Sınırlı ve yoz siyasette kendilerine yer bulamayan gençler dernekler kurarak siyasi görüşlerini ifade etmenin yollarını arıyor. Kimisi haklı olarak düzen değişikliği istiyor. Onlara orantısız güç ve cezalarla yanıt vermek ne sağlıklı bir topluma yakışır ne demokrasinin en berbat modeline sığar...
AKP Genel Başkan Yardımcısı Hüseyin Çelik, YGS’deki şifre skandalı konusunda “Bankamatik kartlarında da şifre var ” demiş.
İyi ya... Şifreyi bilen parayı (kopyayı) çekiyor...
M. Y.
YÖK Başkanı Özcan, “Talebeler ÖSYM Başkanı
Ali Demir’in elini öpsün” demiş.
Kendisi el öpmeye pek meraklı, talebeleri de öyle zannediyor anlaşılan!
Fahrettin Fidan
Bülent Arınç’tan öneri:
“Milletvekili maaşları AB normlarında olsun.”
Kafalar AB normlarına yaklaşmayı becerirse
neden olmasın...
Haldun Ertem
Malatya’da 22 bin kişi aynı anda “Sefilleri” okumuş.
Türkiye’de aynı anda kaç kişi “sefilleri” oynuyordu acaba?
Elif Eral
Demir’den bir Ali...
Cumhurbaşkanı Gül’ün ÖSYM Başkanı Prof. Ali Demir ile ilgili: “Dere geçilirken at değiştirilmez” sözleri türlü çeşitli yorumlandı.
Utku Çakırözer Cumhuriyet’teki sütununda Gül’ün sözlerini:
“Bu sözler Ali Demir’e - istifa etme- mesajıdır” şeklinde yorumluyor.
Gül’ün sözleri bir başka anlam daha içeriyor. O da şu...
“ÖSYM Başkanı biz istemediğimiz için istifa etmiyor onun istifa zamanını da biz tayin ederiz.”
ÖSYM Başkanı’nın özerkliği de hikâye anlayacağınız gibi..
İmzanın sahtesi...
Devlet Bakanı Hayati Yazıcı adına açılan maille “demir.ali.tr@gmail.com” adresine gönderilen mailin sahte olması büyük ihtimal... Hayati Yazıcı ve bakanlığı böyle bir iltimas girişimini yalanladı. Mesajın üslubu da zaten bakan üslubuna benzemiyor. Peki bu mesaj nereden çekildi? IP numarasına bakarak bulmak mümkün. Ama nedense hâlâ bulunamadı. Sanırız yakında bulunur, mesele de kapanır...

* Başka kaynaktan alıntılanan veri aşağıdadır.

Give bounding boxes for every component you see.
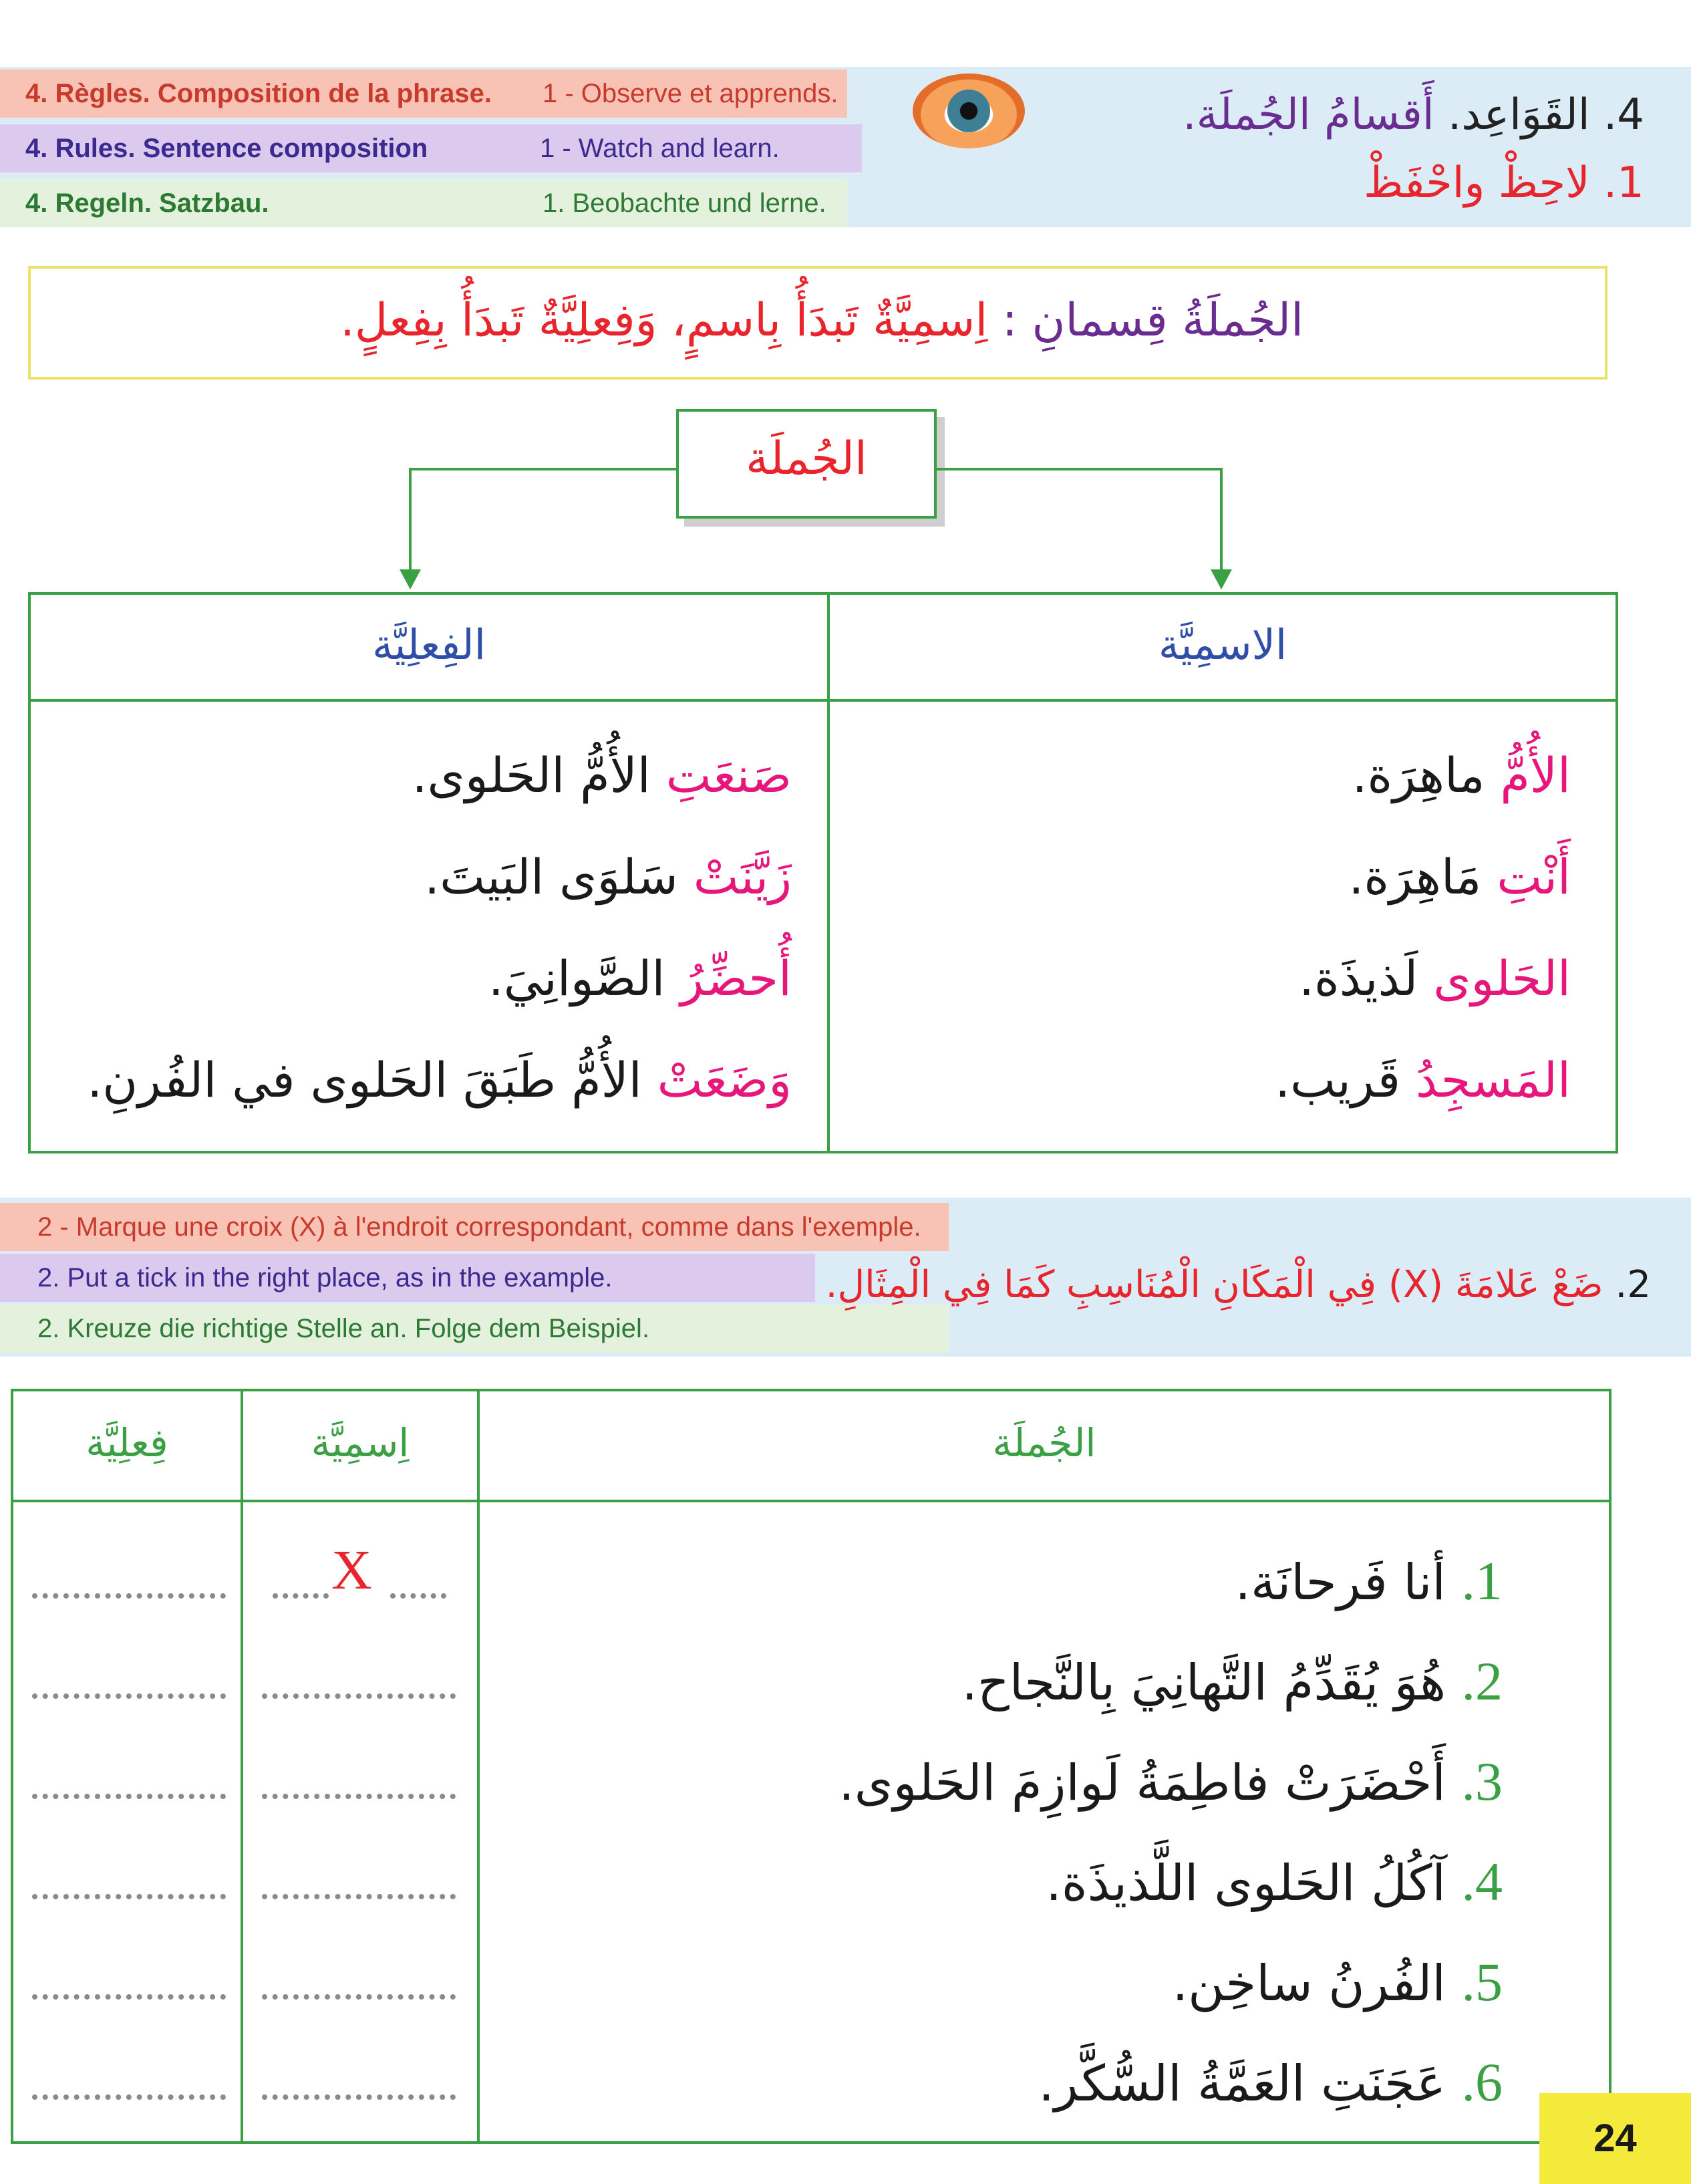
answer-blank-nominal[interactable]	[262, 1994, 456, 2000]
verbal-example: أُحضِّرُ الصَّوانِيَ.	[488, 950, 792, 1006]
tree-connector-right	[937, 468, 1223, 470]
german-title: 4. Regeln. Satzbau.	[25, 188, 269, 218]
rule-text	[340, 287, 1303, 354]
page-number-badge	[1539, 2093, 1691, 2184]
exercise-row: 4. آكُلُ الحَلوى اللَّذيذَة.	[1046, 1851, 1503, 1912]
answer-blank-nominal[interactable]	[262, 1894, 456, 1899]
answer-blank-nominal[interactable]	[390, 1593, 446, 1599]
tree-connector-left	[409, 468, 676, 470]
answer-blank-verbal[interactable]	[32, 1994, 226, 2000]
english-instruction: 2. Put a tick in the right place, as in the example.	[37, 1263, 613, 1292]
tree-connector-right-drop	[1220, 468, 1223, 575]
arrow-down-icon	[1211, 569, 1232, 589]
header-verbal: فِعلِيَّة	[86, 1420, 168, 1466]
answer-blank-verbal[interactable]	[32, 2094, 226, 2100]
french-subtitle: 1 - Observe et apprends.	[543, 79, 838, 108]
column-header-verbal: الفِعلِيَّة	[372, 620, 486, 669]
header-nominal: اِسمِيَّة	[311, 1420, 410, 1466]
answer-blank-nominal[interactable]	[273, 1593, 329, 1599]
exercise-row: 3. أَحْضَرَتْ فاطِمَةُ لَوازِمَ الحَلوى.	[838, 1751, 1503, 1812]
header-sentence: الجُملَة	[992, 1420, 1096, 1466]
answer-blank-verbal[interactable]	[32, 1894, 226, 1899]
verbal-example: صَنعَتِ الأُمُّ الحَلوى.	[412, 747, 792, 803]
arrow-down-icon	[400, 569, 421, 589]
exercise-row: 2. هُوَ يُقَدِّمُ التَّهانِيَ بِالنَّجاح.	[961, 1651, 1503, 1712]
english-band-2	[0, 1254, 815, 1302]
french-title: 4. Règles. Composition de la phrase.	[25, 79, 492, 108]
tree-connector-left-drop	[409, 468, 412, 575]
rule-text-body: اِسمِيَّةٌ تَبدَأُ بِاسمٍ، وَفِعلِيَّةٌ تَبدَأُ بِفِعلٍ.	[340, 294, 988, 347]
rule-text-lead: الجُملَةُ قِسمانِ :	[1002, 294, 1303, 347]
verbal-example: وَضَعَتْ الأُمُّ طَبَقَ الحَلوى في الفُرنِ.	[87, 1052, 792, 1108]
arabic-instruction: 2. ضَعْ عَلامَةَ (X) فِي الْمَكَانِ الْمُنَاسِبِ كَمَا فِي الْمِثَالِ.	[825, 1263, 1651, 1307]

Peki, eğer Hayati Yazıcı bakan olmayıp da iktidarın hoşlanmayacağı tipten biri olsa ne olurdu?
Kendisini bir anda hapiste bulabilirdi...
Çünkü Ergenekon kapsamındaki birçok dava imzasız ihbar mektupları ve sahte CD’lere dayanıyor.
163’ü tutuklu 195 subayın yargılandığı Balyoz davasında, Balyoz planını içeren 11 No’lu CD’nin düzmece olduğu anlaşıldı. Daha sonra Gölcük’te ve en son Eskişehir’de bir subayın evinde bulunan belgelerin de düzmece olduğu yolunda güçlü kanıtlar var. Belgelerin hiçbirinde hiçbir subayın imzası yok...
Ancak 163 subay hapiste...
Hayati Yazıcı “Benim adıma çekilen mesaj bana ait değil”, dedi ve kurtuldu.
Ancak TSK mensubu general, amiral ve subaylar, kanıtların düzmece olduğu kanıtlansa da, hapisten kurtulamıyor.
Mahkeme kanıtların sahici mi düzmece mi olduğunu göz önüne almıyor.
Sanıklar kanıtların incelenmesini istediğinde yargıçlar “Davanın sonunda incelenecek” yanıtını veriyor.
Sahte belgeler böylesine önemli günümüzde...
Kadir Abi TV...
İstanbul Büyükşehir Belediyesi, bir TV kanalı kuruyor...
Başkan Kadir Topbaş bu kanalın taksi, tren, vapur, otobüs, metro, tramvay duraklarındaki ekranlardan yayın yapacağını, gündemdeki son gelişmeleri, ekonomi haberlerini, yol durumunu bildireceğini söylüyor... Daha ilginci şu sözler:
- Bu TV’yi kurup büyüteceğiz, sonra da satacağız. 1 milyar dolardan aşağı satmam...
CHP İBB Meclis üyeleri, bu TV’nin yayın politikasının hangi çizgide olacağını sormuşlar. Biz söyleyelim: Tamamen tarafsız çizgide olacaktır!